L’ensemble de l’économie fromagère a donc connu des moments de crise à travers l’histoire, notamment au niveau des exportations. Afin de renforcer le marché en Suisse et à l’étranger, la Station fédérale de recherches laitières a été créée en 1901. À la même époque et dans le même but, les producteurs de lait et de fromages s’organisent en associations. L’économie libre a toutefois connu une fin abrupte avec le début de la Première Guerre mondiale. L’économie fromagère a été soutenue par de fortes réglementations depuis 1914 par la Coopérative des exportateurs suisses de fromage (à partir de 1921, l’Union suisse du fromage). La Coopérative prenait en charge les fromages produits, encourageait la qualité et fixait les prix de vente.
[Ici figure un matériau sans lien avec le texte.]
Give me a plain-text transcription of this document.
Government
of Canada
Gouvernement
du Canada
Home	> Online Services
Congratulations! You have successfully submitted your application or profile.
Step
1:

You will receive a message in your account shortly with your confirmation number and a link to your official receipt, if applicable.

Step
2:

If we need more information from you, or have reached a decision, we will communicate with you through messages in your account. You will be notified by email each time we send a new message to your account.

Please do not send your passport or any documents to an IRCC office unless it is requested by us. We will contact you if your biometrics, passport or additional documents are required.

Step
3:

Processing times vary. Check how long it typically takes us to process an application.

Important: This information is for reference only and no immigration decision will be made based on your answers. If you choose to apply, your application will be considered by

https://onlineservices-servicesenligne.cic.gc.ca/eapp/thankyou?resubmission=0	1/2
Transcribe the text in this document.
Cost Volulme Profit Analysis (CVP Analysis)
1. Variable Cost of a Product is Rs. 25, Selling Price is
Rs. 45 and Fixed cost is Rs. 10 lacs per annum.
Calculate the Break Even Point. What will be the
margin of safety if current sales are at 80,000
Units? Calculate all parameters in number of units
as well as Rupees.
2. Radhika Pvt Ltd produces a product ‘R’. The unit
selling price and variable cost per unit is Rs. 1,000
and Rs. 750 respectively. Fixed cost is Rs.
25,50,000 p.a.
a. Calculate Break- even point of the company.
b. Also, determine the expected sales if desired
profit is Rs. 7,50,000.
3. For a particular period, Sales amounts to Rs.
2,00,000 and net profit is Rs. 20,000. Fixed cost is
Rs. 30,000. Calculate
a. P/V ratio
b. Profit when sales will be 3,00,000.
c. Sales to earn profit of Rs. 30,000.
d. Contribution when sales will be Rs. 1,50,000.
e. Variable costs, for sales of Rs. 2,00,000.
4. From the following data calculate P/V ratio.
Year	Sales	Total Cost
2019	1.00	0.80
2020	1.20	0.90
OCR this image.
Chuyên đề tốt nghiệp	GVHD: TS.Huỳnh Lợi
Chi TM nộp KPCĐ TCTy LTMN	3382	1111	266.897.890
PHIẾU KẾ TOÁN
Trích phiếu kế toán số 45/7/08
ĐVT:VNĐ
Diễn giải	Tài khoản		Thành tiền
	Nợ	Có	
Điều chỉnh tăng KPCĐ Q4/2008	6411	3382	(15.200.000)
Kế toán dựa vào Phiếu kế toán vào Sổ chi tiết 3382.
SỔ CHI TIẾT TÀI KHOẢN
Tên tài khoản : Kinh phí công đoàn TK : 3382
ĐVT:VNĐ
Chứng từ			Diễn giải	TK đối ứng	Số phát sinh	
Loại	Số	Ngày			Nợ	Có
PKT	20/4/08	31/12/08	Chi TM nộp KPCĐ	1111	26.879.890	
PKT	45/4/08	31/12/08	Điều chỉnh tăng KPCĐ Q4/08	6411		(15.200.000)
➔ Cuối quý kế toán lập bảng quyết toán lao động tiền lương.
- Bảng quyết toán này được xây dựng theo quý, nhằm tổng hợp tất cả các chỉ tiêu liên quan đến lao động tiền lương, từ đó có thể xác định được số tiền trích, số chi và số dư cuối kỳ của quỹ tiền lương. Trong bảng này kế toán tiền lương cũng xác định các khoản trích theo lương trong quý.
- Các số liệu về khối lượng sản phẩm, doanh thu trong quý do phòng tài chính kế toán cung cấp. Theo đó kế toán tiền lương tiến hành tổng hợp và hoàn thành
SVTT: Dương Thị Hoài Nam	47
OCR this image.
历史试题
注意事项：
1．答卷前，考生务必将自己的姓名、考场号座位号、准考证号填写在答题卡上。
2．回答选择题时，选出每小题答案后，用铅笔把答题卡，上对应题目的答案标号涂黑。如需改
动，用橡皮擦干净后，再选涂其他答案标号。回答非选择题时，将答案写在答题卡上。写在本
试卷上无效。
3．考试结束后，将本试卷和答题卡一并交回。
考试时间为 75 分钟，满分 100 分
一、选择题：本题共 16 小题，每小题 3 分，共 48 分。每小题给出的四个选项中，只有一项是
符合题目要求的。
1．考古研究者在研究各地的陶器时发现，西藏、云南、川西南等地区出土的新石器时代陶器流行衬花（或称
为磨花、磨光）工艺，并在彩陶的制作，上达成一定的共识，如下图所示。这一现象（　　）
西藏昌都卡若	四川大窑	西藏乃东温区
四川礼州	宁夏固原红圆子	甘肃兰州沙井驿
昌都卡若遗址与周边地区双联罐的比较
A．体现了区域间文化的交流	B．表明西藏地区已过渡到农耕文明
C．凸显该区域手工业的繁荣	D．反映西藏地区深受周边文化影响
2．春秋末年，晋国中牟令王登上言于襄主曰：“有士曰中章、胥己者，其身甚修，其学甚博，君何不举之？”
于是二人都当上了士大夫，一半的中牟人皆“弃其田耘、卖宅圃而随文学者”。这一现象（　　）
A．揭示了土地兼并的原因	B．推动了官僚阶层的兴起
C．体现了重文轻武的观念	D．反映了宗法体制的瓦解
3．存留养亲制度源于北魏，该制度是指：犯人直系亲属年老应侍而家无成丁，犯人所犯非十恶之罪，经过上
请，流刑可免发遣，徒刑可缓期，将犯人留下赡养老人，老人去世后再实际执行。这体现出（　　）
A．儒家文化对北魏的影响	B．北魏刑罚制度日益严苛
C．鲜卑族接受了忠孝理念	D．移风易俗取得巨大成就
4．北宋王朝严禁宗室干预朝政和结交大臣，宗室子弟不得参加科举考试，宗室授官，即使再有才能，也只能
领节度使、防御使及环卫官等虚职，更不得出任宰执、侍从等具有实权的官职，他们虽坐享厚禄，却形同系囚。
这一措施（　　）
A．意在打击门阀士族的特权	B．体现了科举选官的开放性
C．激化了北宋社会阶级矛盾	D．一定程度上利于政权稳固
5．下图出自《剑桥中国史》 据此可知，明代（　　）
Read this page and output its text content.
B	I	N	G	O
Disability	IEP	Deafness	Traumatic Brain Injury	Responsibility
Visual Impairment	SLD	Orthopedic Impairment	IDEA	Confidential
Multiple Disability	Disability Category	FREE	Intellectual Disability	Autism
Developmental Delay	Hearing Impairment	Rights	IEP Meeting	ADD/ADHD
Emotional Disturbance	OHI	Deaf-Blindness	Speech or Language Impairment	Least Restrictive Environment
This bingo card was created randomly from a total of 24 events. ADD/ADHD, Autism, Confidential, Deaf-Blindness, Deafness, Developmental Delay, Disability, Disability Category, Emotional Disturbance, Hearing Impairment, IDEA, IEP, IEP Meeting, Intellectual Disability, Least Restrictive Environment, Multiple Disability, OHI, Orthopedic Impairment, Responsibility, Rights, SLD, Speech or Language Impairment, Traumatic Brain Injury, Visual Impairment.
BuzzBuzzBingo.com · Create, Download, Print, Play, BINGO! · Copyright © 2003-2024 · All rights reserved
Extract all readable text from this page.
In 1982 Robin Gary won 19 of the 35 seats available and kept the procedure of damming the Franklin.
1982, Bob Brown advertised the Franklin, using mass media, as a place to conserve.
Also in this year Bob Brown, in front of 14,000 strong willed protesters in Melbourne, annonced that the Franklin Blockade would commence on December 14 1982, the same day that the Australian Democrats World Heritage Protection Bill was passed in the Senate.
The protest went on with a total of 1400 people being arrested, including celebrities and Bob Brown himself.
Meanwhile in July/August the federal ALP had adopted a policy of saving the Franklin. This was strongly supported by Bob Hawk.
Pendant la Seconde Guerre mondiale et jusqu’en 1948, les exportations étaient toutefois interdites. Le marché ne s’est donc rétabli que lentement par la suite et l’Union fromagère a fait l’objet de critiques croissantes dans l’histoire. Selon Avenir Suisse, la bureaucratie excessive aurait entravé l’innovation et l’initiative personnelle et causé des pertes financières. L’Union suisse du commerce de fromages a finalement été dissoute en 1999. Plus libre, le marché a permis aux consommateurs de profiter de variétés aussi bien traditionnelles que nouvelles. La popularité des fromages suisses est ensuite restée constante au fil des siècles. Son histoire est reconnue il reste aujourd’hui un produit traditionnel porteur d’identité.